The software side requires commitments that the industry has not been willing to make at scale:

OS vendors would need to decouple security updates from feature releases and extend support windows beyond five to seven years. The EU’s Right to Repair directive, which came into force in 2024, covers physical repair access but does not mandate software support longevity. That remains unregulated.

Application developers would need to treat memory and CPU usage as costs rather than infinite resources. Electron is a productivity choice that externalizes its cost onto users’ hardware. Native applications using platform APIs are harder to write and harder to ship cross-platform, but they consume dramatically fewer resources. A native macOS application written in Swift using AppKit will use a fraction of the memory that its Electron equivalent would.

Hardware manufacturers would need to prioritize repairability and component availability. This conflicts with thinness, with integration (Apple’s Unified Memory Architecture trades upgradability for bandwidth), and with the replacement revenue that spare-parts sales generate.
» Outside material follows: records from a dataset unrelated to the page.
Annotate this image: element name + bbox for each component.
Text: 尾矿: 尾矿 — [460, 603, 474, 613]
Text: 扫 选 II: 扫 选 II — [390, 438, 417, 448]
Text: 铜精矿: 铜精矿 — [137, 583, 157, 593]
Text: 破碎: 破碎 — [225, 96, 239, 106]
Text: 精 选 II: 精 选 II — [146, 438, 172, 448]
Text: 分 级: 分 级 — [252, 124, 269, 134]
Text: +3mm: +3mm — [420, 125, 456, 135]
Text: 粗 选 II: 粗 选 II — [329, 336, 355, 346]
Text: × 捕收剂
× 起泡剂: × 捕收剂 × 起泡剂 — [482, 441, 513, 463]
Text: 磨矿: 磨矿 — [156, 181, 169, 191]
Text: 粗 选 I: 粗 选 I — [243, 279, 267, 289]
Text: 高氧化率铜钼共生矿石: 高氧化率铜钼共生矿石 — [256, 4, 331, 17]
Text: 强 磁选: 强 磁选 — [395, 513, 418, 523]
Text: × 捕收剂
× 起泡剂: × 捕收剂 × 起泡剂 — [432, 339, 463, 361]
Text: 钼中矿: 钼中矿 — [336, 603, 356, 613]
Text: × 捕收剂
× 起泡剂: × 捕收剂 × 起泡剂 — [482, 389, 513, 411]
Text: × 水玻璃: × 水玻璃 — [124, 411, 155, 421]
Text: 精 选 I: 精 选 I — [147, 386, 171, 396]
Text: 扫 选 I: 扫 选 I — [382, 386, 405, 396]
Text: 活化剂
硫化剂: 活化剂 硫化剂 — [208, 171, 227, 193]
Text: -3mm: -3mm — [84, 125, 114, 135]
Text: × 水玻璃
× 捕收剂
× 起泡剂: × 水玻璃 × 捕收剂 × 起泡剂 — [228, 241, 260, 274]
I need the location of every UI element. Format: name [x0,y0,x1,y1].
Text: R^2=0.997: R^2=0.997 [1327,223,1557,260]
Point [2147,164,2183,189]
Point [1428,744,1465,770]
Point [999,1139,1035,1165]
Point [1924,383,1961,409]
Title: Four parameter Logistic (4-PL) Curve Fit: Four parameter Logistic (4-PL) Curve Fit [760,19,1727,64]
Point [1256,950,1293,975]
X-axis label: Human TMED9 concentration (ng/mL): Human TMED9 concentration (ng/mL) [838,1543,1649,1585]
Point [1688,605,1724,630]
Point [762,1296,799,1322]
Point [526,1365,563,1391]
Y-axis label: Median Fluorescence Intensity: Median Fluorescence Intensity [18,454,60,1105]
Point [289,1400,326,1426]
None of these are impossible. The Open Source Hardware Association certifies designs that meet repairability and documentation standards. Framework has demonstrated a commercial market for repairable laptops. Debian has maintained decade-long software support as a policy for years. These are existence proofs, not dreams.

The Environmental Argument That Should Win

The most underweighted factor in this conversation is environmental cost. Manufacturing a laptop generates a substantial carbon footprint before it ever ships. The Dell Latitude 7400’s lifecycle analysis puts embodied carbon at roughly 300kg CO2e, the majority of it in manufacturing. Extending a laptop’s useful life from four years to ten reduces that manufacturing burden by more than half on a per-year basis.

This argument is strong enough that it should drive policy. Software support timelines that force hardware replacement are, at scale, an environmental externality. The electricity saved by a more efficient new processor does not offset the manufacturing footprint of replacing working hardware prematurely.

The ten-year computer is a reasonable ask. The hardware is ready. The open-source software ecosystem can deliver it. What’s missing is the mainstream commercial will to treat longevity as a feature rather than a bug.